November 29, 2011

Impact of Cap-and-Trade on Connecticut’s Economy


The November 21st edition of HartfordBusiness.com summarizes an analysis of the Northeast’s cap-and-trade system, requiring electric generators to pay for their emissions of carbon dioxide has produced a regional net benefit of $1.6 billion over the past three years, with $189 million accruing to Connecticut.

Under the 10-state Regional Greenhouse Gas Initiative, power plants buy offsets in an auction based on how much carbon dioxide they emit. The money is redistributed to participating states.

A study by the Analysis Group of the initiative’s first three years, starting in 2009, examined how the states spent the auction money, and its impact on the states’ economies vs. the cost to the power generators to participate in the auction.

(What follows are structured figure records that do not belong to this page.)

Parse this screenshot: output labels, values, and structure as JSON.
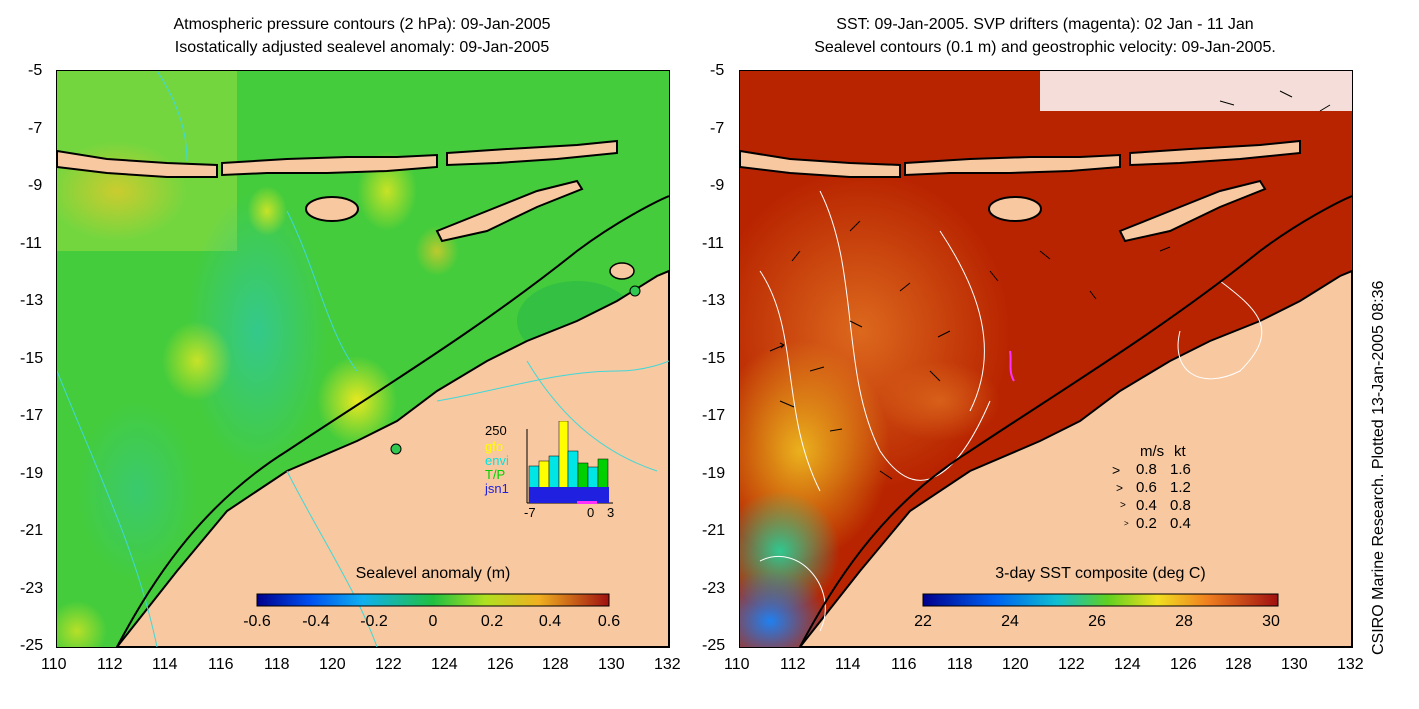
{
  "left_map": {
    "title_line1": "Atmospheric pressure contours (2 hPa): 09-Jan-2005",
    "title_line2": "Isostatically adjusted sealevel anomaly: 09-Jan-2005",
    "colorbar_label": "Sealevel anomaly (m)",
    "colorbar_ticks": [
      "-0.6",
      "-0.4",
      "-0.2",
      "0",
      "0.2",
      "0.4",
      "0.6"
    ],
    "inset": {
      "ymax_label": "250",
      "legend": [
        "gfo",
        "envi",
        "T/P",
        "jsn1"
      ],
      "legend_colors": [
        "#ffff00",
        "#00e5e5",
        "#00d000",
        "#2020e0"
      ],
      "xticks": [
        "-7",
        "0",
        "3"
      ]
    }
  },
  "right_map": {
    "title_line1": "SST: 09-Jan-2005. SVP drifters (magenta): 02 Jan - 11 Jan",
    "title_line2": "Sealevel contours (0.1 m) and geostrophic velocity: 09-Jan-2005.",
    "colorbar_label": "3-day SST composite (deg C)",
    "colorbar_ticks": [
      "22",
      "24",
      "26",
      "28",
      "30"
    ],
    "velocity_key": {
      "header_ms": "m/s",
      "header_kt": "kt",
      "rows": [
        {
          "ms": "0.8",
          "kt": "1.6"
        },
        {
          "ms": "0.6",
          "kt": "1.2"
        },
        {
          "ms": "0.4",
          "kt": "0.8"
        },
        {
          "ms": "0.2",
          "kt": "0.4"
        }
      ]
    }
  },
  "axes": {
    "lat_ticks": [
      "-5",
      "-7",
      "-9",
      "-11",
      "-13",
      "-15",
      "-17",
      "-19",
      "-21",
      "-23",
      "-25"
    ],
    "lon_ticks": [
      "110",
      "112",
      "114",
      "116",
      "118",
      "120",
      "122",
      "124",
      "126",
      "128",
      "130",
      "132"
    ]
  },
  "credit": "CSIRO Marine Research. Plotted 13-Jan-2005 08:36",
  "colors": {
    "land": "#f8c8a0",
    "sea_green": "#3cc83c",
    "sst_red": "#b81800",
    "coast": "#000000",
    "contour": "#40d8d8",
    "drifter": "#ff30ff"
  }
}
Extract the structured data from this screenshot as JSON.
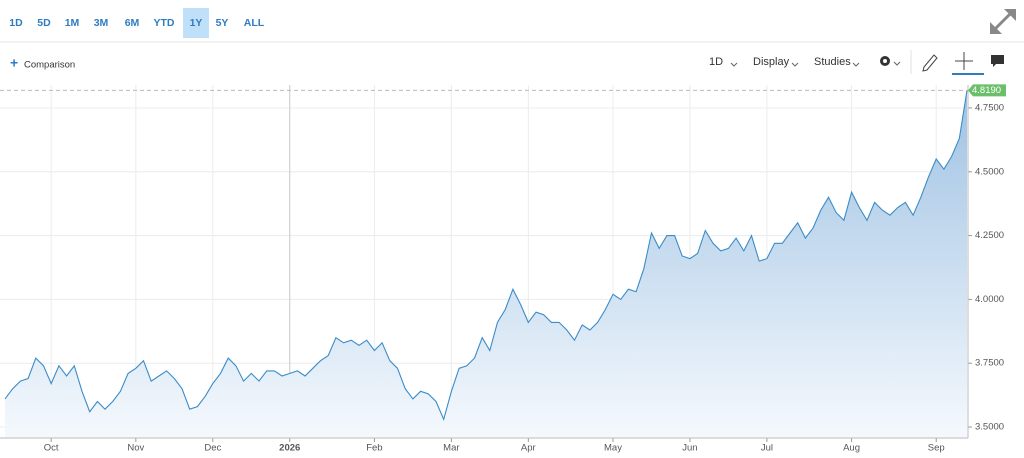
{
  "toolbar": {
    "ranges": [
      "1D",
      "5D",
      "1M",
      "3M",
      "6M",
      "YTD",
      "1Y",
      "5Y",
      "ALL"
    ],
    "active_range": "1Y",
    "comparison": "Comparison",
    "interval": "1D",
    "display": "Display",
    "studies": "Studies"
  },
  "chart_data": {
    "type": "line",
    "color": "#3a8cc8",
    "grid": true,
    "categories": [
      null,
      null,
      null,
      null,
      null,
      null,
      "Oct",
      null,
      null,
      null,
      null,
      null,
      null,
      null,
      null,
      null,
      null,
      "Nov",
      null,
      null,
      null,
      null,
      null,
      null,
      null,
      null,
      null,
      "Dec",
      null,
      null,
      null,
      null,
      null,
      null,
      null,
      null,
      null,
      "2026",
      null,
      null,
      null,
      null,
      null,
      null,
      null,
      null,
      null,
      null,
      "Feb",
      null,
      null,
      null,
      null,
      null,
      null,
      null,
      null,
      null,
      "Mar",
      null,
      null,
      null,
      null,
      null,
      null,
      null,
      null,
      null,
      "Apr",
      null,
      null,
      null,
      null,
      null,
      null,
      null,
      null,
      null,
      null,
      "May",
      null,
      null,
      null,
      null,
      null,
      null,
      null,
      null,
      null,
      "Jun",
      null,
      null,
      null,
      null,
      null,
      null,
      null,
      null,
      null,
      "Jul",
      null,
      null,
      null,
      null,
      null,
      null,
      null,
      null,
      null,
      null,
      "Aug",
      null,
      null,
      null,
      null,
      null,
      null,
      null,
      null,
      null,
      null,
      "Sep",
      null,
      null,
      null,
      null
    ],
    "values": [
      3.61,
      3.65,
      3.68,
      3.69,
      3.77,
      3.74,
      3.67,
      3.74,
      3.7,
      3.74,
      3.64,
      3.56,
      3.6,
      3.57,
      3.6,
      3.64,
      3.71,
      3.73,
      3.76,
      3.68,
      3.7,
      3.72,
      3.69,
      3.65,
      3.57,
      3.58,
      3.62,
      3.67,
      3.71,
      3.77,
      3.74,
      3.68,
      3.71,
      3.68,
      3.72,
      3.72,
      3.7,
      3.71,
      3.72,
      3.7,
      3.73,
      3.76,
      3.78,
      3.85,
      3.83,
      3.84,
      3.82,
      3.84,
      3.8,
      3.83,
      3.76,
      3.73,
      3.65,
      3.61,
      3.64,
      3.63,
      3.6,
      3.53,
      3.64,
      3.73,
      3.74,
      3.77,
      3.85,
      3.8,
      3.91,
      3.96,
      4.04,
      3.98,
      3.91,
      3.95,
      3.94,
      3.91,
      3.91,
      3.88,
      3.84,
      3.9,
      3.88,
      3.91,
      3.96,
      4.02,
      4.0,
      4.04,
      4.03,
      4.12,
      4.26,
      4.2,
      4.25,
      4.25,
      4.17,
      4.16,
      4.18,
      4.27,
      4.22,
      4.19,
      4.2,
      4.24,
      4.19,
      4.25,
      4.15,
      4.16,
      4.22,
      4.22,
      4.26,
      4.3,
      4.24,
      4.28,
      4.35,
      4.4,
      4.34,
      4.31,
      4.42,
      4.36,
      4.31,
      4.38,
      4.35,
      4.33,
      4.36,
      4.38,
      4.33,
      4.4,
      4.48,
      4.55,
      4.51,
      4.56,
      4.63,
      4.819
    ],
    "ylim": [
      3.457,
      4.84
    ],
    "yticks": [
      {
        "value": 3.5,
        "label": "3.5000"
      },
      {
        "value": 3.75,
        "label": "3.7500"
      },
      {
        "value": 4,
        "label": "4.0000"
      },
      {
        "value": 4.25,
        "label": "4.2500"
      },
      {
        "value": 4.5,
        "label": "4.5000"
      },
      {
        "value": 4.75,
        "label": "4.7500"
      }
    ],
    "price_marker": {
      "value": 4.819,
      "label": "4.8190"
    }
  }
}
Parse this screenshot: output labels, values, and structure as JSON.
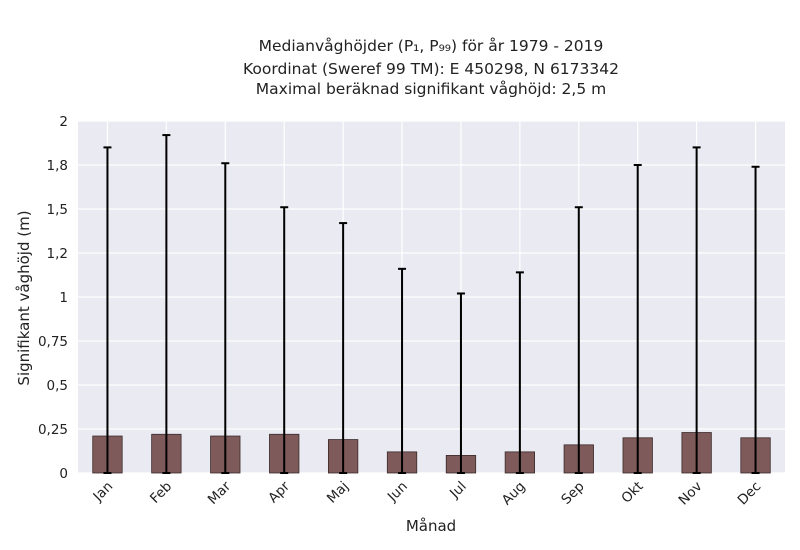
{
  "chart_data": {
    "type": "bar",
    "title_lines": [
      "Medianvåghöjder (P₁, P₉₉) för år 1979 - 2019",
      "Koordinat (Sweref 99 TM): E 450298, N 6173342",
      "Maximal beräknad signifikant våghöjd: 2,5 m"
    ],
    "xlabel": "Månad",
    "ylabel": "Signifikant våghöjd (m)",
    "categories": [
      "Jan",
      "Feb",
      "Mar",
      "Apr",
      "Maj",
      "Jun",
      "Jul",
      "Aug",
      "Sep",
      "Okt",
      "Nov",
      "Dec"
    ],
    "values": [
      0.21,
      0.22,
      0.21,
      0.22,
      0.19,
      0.12,
      0.1,
      0.12,
      0.16,
      0.2,
      0.23,
      0.2
    ],
    "error_low": [
      0.0,
      0.0,
      0.0,
      0.0,
      0.0,
      0.0,
      0.0,
      0.0,
      0.0,
      0.0,
      0.0,
      0.0
    ],
    "error_high": [
      1.85,
      1.92,
      1.76,
      1.51,
      1.42,
      1.16,
      1.02,
      1.14,
      1.51,
      1.75,
      1.85,
      1.74
    ],
    "ylim": [
      0,
      2
    ],
    "yticks": [
      0,
      0.25,
      0.5,
      0.75,
      1,
      1.25,
      1.5,
      1.75,
      2
    ],
    "ytick_labels": [
      "0",
      "0,25",
      "0,5",
      "0,75",
      "1",
      "1,2",
      "1,5",
      "1,8",
      "2"
    ],
    "grid": true,
    "bar_color": "#7f5a5a",
    "background_color": "#eaeaf2"
  }
}
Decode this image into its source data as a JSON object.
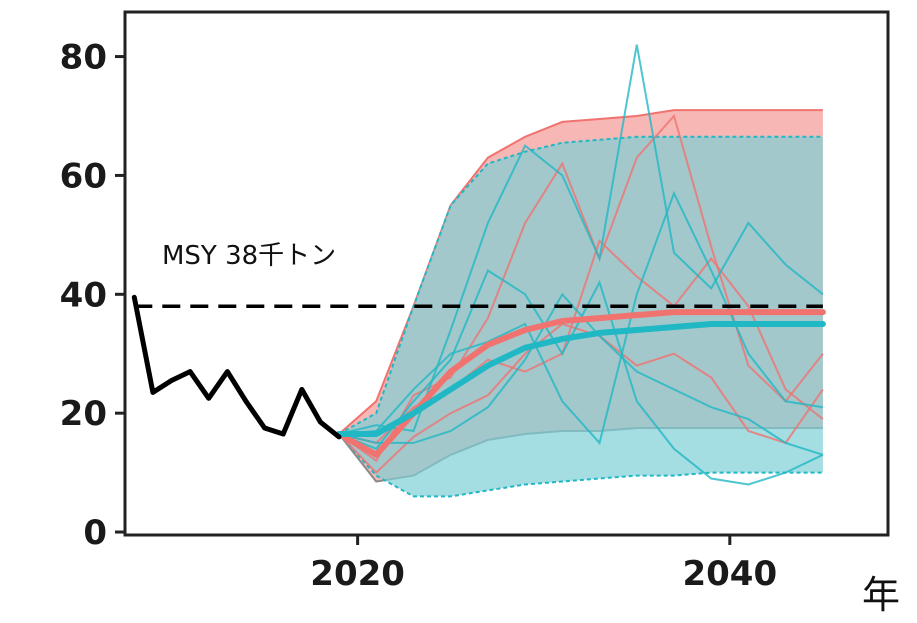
{
  "chart_data": {
    "type": "line",
    "title": "",
    "xlabel": "年",
    "ylabel": "",
    "xlim": [
      2007.5,
      2048.5
    ],
    "ylim": [
      -0.5,
      87.5
    ],
    "x_ticks": [
      2020,
      2040
    ],
    "y_ticks": [
      0,
      20,
      40,
      60,
      80
    ],
    "grid": false,
    "msy": {
      "label": "MSY 38千トン",
      "value": 38
    },
    "historical": {
      "color": "#000000",
      "x": [
        2008,
        2009,
        2010,
        2011,
        2012,
        2013,
        2014,
        2015,
        2016,
        2017,
        2018,
        2019
      ],
      "y": [
        39.5,
        23.5,
        25.5,
        27,
        22.5,
        27,
        22,
        17.5,
        16.5,
        24,
        18.5,
        16
      ]
    },
    "scenarios": [
      {
        "color": "#f07370",
        "band_color": "#f4a09c",
        "x": [
          2019,
          2021,
          2023,
          2025,
          2027,
          2029,
          2031,
          2033,
          2035,
          2037,
          2039,
          2041,
          2043,
          2045
        ],
        "upper": [
          16.5,
          22,
          38,
          55,
          63,
          66.5,
          69,
          69.5,
          70,
          71,
          71,
          71,
          71,
          71
        ],
        "lower": [
          16.5,
          8.5,
          9.5,
          13,
          15.5,
          16.5,
          17,
          17,
          17.5,
          17.5,
          17.5,
          17.5,
          17.5,
          17.5
        ],
        "median": [
          16.5,
          13,
          20,
          27,
          31.5,
          34,
          35.5,
          36,
          36.5,
          37,
          37,
          37,
          37,
          37
        ],
        "trajectories": [
          [
            16.5,
            12,
            23,
            26,
            36,
            52,
            62,
            46,
            63,
            70,
            48,
            28,
            22,
            30
          ],
          [
            16.5,
            15,
            21,
            24,
            29,
            27,
            30,
            49,
            43,
            38,
            46,
            38,
            24,
            19
          ],
          [
            16.5,
            10,
            16,
            20,
            23,
            30,
            35,
            33,
            28,
            30,
            26,
            17,
            15,
            24
          ]
        ]
      },
      {
        "color": "#20b8c4",
        "band_color": "#7dcfd6",
        "x": [
          2019,
          2021,
          2023,
          2025,
          2027,
          2029,
          2031,
          2033,
          2035,
          2037,
          2039,
          2041,
          2043,
          2045
        ],
        "upper": [
          16.5,
          20,
          38,
          55,
          62,
          64,
          65.5,
          66,
          66.5,
          66.5,
          66.5,
          66.5,
          66.5,
          66.5
        ],
        "lower": [
          16.5,
          9.5,
          6,
          6,
          7,
          8,
          8.5,
          9,
          9.5,
          9.5,
          10,
          10,
          10,
          10
        ],
        "median": [
          16.5,
          16.5,
          20,
          24,
          28,
          31,
          32.5,
          33.5,
          34,
          34.5,
          35,
          35,
          35,
          35
        ],
        "trajectories": [
          [
            16.5,
            18,
            17,
            34,
            52,
            65,
            60,
            46,
            82,
            47,
            41,
            52,
            45,
            40
          ],
          [
            16.5,
            14,
            22,
            29,
            44,
            40,
            30,
            42,
            22,
            14,
            9,
            8,
            10,
            13
          ],
          [
            16.5,
            17,
            24,
            30,
            32,
            35,
            22,
            15,
            40,
            57,
            44,
            30,
            22,
            21
          ],
          [
            16.5,
            15,
            15,
            17,
            21,
            29,
            40,
            33,
            27,
            24,
            21,
            19,
            15,
            13
          ]
        ]
      }
    ]
  }
}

The study found that Connecticut invested 73% of its funding for energy efficiency; 23% in renewable energy projects; 5% on offsetting air pollution; and 1% on clean energy education for teachers and students. Efficiency reaped large dividends for Connecticut because those measures sliced overall consumption in the state, saving ratepayers money on their utility bills to spend elsewhere. Energy efficiency also lowered wholesale electric rates, as fewer high-cost power generators are needed to meet demand. While power plants in the state paid nearly $175 million, the proceeds resulted in $364 million in total benefits.

The other participating states are Massachusetts, New York, Rhode Island, New Hampshire, New Jersey (which is leaving the initiative), Maine, Vermont, Delaware and Maryland.